In 2005, Point of Entry was ranked number 352 in Rock Hard magazine's book The 500 Greatest Rock & Metal Albums of All Time. In the 2007 book Metal: The Definitive Guide, author Garry Sharpe-Young wrote that the album consists of "radio-friendly fillers." Moreover, Sharpe-Young called the original British artwork "bland" and subsequent American alternative artwork "an even worse compromise."

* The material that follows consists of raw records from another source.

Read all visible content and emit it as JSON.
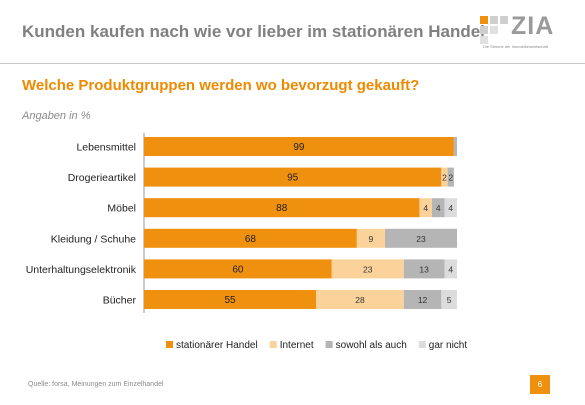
{
  "header": {
    "title": "Kunden kaufen nach wie vor lieber im stationären Handel",
    "logo_text": "ZIA",
    "logo_tagline": "Die Stimme der Immobilienwirtschaft"
  },
  "subtitle": "Welche Produktgruppen werden wo bevorzugt gekauft?",
  "footer": {
    "source": "Quelle: forsa, Meinungen zum Einzelhandel",
    "page_number": "6"
  },
  "colors": {
    "brand_orange": "#f0900f",
    "internet": "#fbd39a",
    "both": "#b5b5b5",
    "none": "#dcdcdc"
  },
  "chart_data": {
    "type": "bar",
    "orientation": "horizontal",
    "stacked": true,
    "unit_label": "Angaben in %",
    "categories": [
      "Lebensmittel",
      "Drogerieartikel",
      "Möbel",
      "Kleidung / Schuhe",
      "Unterhaltungselektronik",
      "Bücher"
    ],
    "series": [
      {
        "name": "stationärer Handel",
        "color": "#f0900f",
        "values": [
          99,
          95,
          88,
          68,
          60,
          55
        ],
        "labels": [
          "99",
          "95",
          "88",
          "68",
          "60",
          "55"
        ]
      },
      {
        "name": "Internet",
        "color": "#fbd39a",
        "values": [
          0,
          2,
          4,
          9,
          23,
          28
        ],
        "labels": [
          "",
          "2",
          "4",
          "9",
          "23",
          "28"
        ]
      },
      {
        "name": "sowohl als auch",
        "color": "#b5b5b5",
        "values": [
          1,
          2,
          4,
          23,
          13,
          12
        ],
        "labels": [
          "",
          "2",
          "4",
          "23",
          "13",
          "12"
        ]
      },
      {
        "name": "gar nicht",
        "color": "#dcdcdc",
        "values": [
          0,
          0,
          4,
          0,
          4,
          5
        ],
        "labels": [
          "",
          "",
          "4",
          "",
          "4",
          "5"
        ]
      }
    ],
    "xlim": [
      0,
      100
    ],
    "grid": false,
    "legend_position": "bottom"
  }
}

Opinions about the album from within the band were mixed. Bassist Ian Hill explained, "It came across… people think it's just a commercial album. And it's not, there are some good songs in there. And I think it's overlooked.". In a Louder article, it is noted that "Halford admits to being "dismayed" by the reaction it received." In the same Louder article, K.K. Downing takes on a more mixed perspective, "People don't understand how pressurised we were by the label, either to do covers or make hits", he says. "With that album, we gave them what they wanted." He cites the album as the worst he made with the band, "But then again there are some great songs on that one. That's so, so hard to answer."

Professional ratings
Review scores
| Source | Rating |
| AllMusic | Star Half star |
| Encyclopedia of Popular Music | Star |

==Track listing==

Side one
| No. | Title | Length |
|---|---|---|
| 1. | "Heading Out to the Highway" | 3:47 |
| 2. | "Don't Go" | 3:18 |
| 3. | "Hot Rockin'" | 3:17 |
| 4. | "Turning Circles" | 3:42 |
| 5. | "Desert Plains" | 4:36 |

Side two
| No. | Title | Length |
|---|---|---|
| 6. | "Solar Angels" | 4:04 |
| 7. | "You Say Yes" | 3:29 |
| 8. | "All the Way" | 3:42 |
| 9. | "Troubleshooter" | 3:59 |
| 10. | "On the Run" | 3:47 |
| Total length: |  | 37:41 |

2001 bonus tracks
| No. | Title | Writer(s) | Length |
|---|---|---|---|
| 11. | "Thunder Road" (Recorded during the 1988 Ram It Down sessions) | Glenn Tipton and Rob Halford | 5:12 |
| 12. | "Desert Plains" (Live at Kiel Auditorium, St. Louis, Missouri; 23 May 1986) |  | 5:03 |
| Total length: |  |  | 47:56 |

==Personnel==
- Judas Priest
- Rob Halford – vocals
- K. K. Downing – guitars
- Glenn Tipton – guitars
- Ian Hill – bass guitar
- Dave Holland – drums

- Production
- Produced by Tom Allom and Judas Priest
- Engineered by Louis Austin
- Mixed by Tom Allom
- Mastered by Ray Staff
- UK cover design by Rosław Szaybo
- US cover design by John Berg, photography by Art Kane

==Charts==

===Weekly charts===

| Chart (1981) | Peak position |
|---|---|
| Canada Top Albums/CDs (RPM) | 42 |
| Finnish Albums (The Official Finnish Charts) | 18 |
| German Albums (Offizielle Top 100) | 19 |
| Norwegian Albums (VG-lista) | 32 |
| Swedish Albums (Sverigetopplistan) | 14 |
| UK Albums (Official Charts) | 14 |
| US Billboard 200 | 39 |

===Year-end charts===

| Chart (1981) | Position |
|---|---|
| US Billboard 200 | 94 |

==Certifications==

| Region | Certification | Certified units/sales |
| United Kingdom (BPI) | Silver | 60,000^{^} |
| United States (RIAA) | Gold | 500,000^{^} |
^{^} Shipments figures based on certification alone.